Chapter 139
Humphrey stepped in with a perfectly timed explanation. “It was your cousin, Emlen, who pointed the finger at you. He told the cops that you instructed him to steal trade secrets from my phone and sell them to a competitor.”
Trista froze. It felt like a bucket of ice water had been poured down her spine, chilling her to the bone.
Only one thing was clear: Cassian was officially pulling the trigger. He wasn’t letting her go.
Humphrey, usually so careful with his words, couldn’t help but add, “I called the police the second it happened, but there has to be a misunderstanding. Maybe you should just talk to Alpha Cassian and clear the air?”
“Talk to him?” Trista let out a low, humorless laugh.
She’d rather rot in a human holding cell than go back to that “cage” he called a mating.
That was where her wolf truly suffocated.
She hadn’t touched Humphrey’s phone, and she knew it.
She had a clean conscience, and she put her faith in the Alliance and the law–not in a mate who had proven he’d sacrifice her the second it suited him.
At the officer’s signal, Trista was led out of Waiting Room 2.
In the quiet hallway, a line of Ironthorn alphas and betas in sharp suits stood like sentinels. As she was escorted past, she ran straight into Ulva and Randolph.
They stood a few paces apart, eyes locked.

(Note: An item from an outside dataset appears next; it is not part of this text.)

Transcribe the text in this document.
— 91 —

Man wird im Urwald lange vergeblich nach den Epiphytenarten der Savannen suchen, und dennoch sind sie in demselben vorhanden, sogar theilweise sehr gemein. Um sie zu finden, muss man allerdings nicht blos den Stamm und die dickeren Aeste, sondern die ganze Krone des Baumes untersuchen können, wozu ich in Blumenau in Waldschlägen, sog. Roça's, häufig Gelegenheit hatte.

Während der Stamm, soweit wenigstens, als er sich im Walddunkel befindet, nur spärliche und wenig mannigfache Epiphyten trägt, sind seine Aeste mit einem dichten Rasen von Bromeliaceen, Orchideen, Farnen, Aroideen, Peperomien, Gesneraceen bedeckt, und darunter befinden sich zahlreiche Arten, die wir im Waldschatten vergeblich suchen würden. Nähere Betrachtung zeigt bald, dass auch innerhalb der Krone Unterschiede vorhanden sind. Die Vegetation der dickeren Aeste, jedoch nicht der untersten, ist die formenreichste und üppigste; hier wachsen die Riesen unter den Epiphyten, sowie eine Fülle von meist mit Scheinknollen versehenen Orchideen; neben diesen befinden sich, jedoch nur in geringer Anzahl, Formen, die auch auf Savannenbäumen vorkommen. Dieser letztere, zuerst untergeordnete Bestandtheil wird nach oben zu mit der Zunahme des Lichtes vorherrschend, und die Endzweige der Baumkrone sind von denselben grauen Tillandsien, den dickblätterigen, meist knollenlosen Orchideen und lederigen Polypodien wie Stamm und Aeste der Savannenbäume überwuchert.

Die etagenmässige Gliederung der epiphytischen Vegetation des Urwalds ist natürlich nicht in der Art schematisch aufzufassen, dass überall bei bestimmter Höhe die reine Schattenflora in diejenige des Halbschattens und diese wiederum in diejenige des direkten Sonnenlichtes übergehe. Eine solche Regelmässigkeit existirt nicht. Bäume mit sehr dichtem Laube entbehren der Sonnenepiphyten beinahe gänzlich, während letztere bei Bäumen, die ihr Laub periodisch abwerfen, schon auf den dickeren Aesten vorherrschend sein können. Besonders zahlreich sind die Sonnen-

Trista’s eyes were bloodshot, and she’d bitten her lip until it bled. Inside her chest, her wolf’s ears were pinned back in defiance, holding back a snarl that refused to break.
She walked right past Cassian. Even when the hem of her coat brushed through his scent, she didn’t slow down for a heartbeat.
And Cassian didn’t lift a finger to stop her.
The termination hearing Trista had spent months praying for ended before it even began–with her in handcuffs.
That night, at the Ironthorn pack boundary, a black SUV was stopped at the gates.
Two older werewolves stood in the glare of the headlights, their clothes fluttering in the wind, but they didn’t budge.
Cassian climbed out, suppressing his aura out of respect.
Randolph’s eyes were shot through with red. He pointed a trembling finger at Cassian, his voice hoarse with suppressed rage. “What the hell did my daughter do to deserve you putting her in prison?”
Cassian’s expression didn’t flicker. He looked like he’d rehearsed for this exact confrontation a thousand times. “I didn’t put Trista in custody. Her cousin, Emlen, identified her as the one behind the data theft. The police are just following procedure.”
Ulva looked like she’d been hollowed out by grief. “That’s impossible. Emlen is a good, honest kid. He would never accuse Trista of a crime.”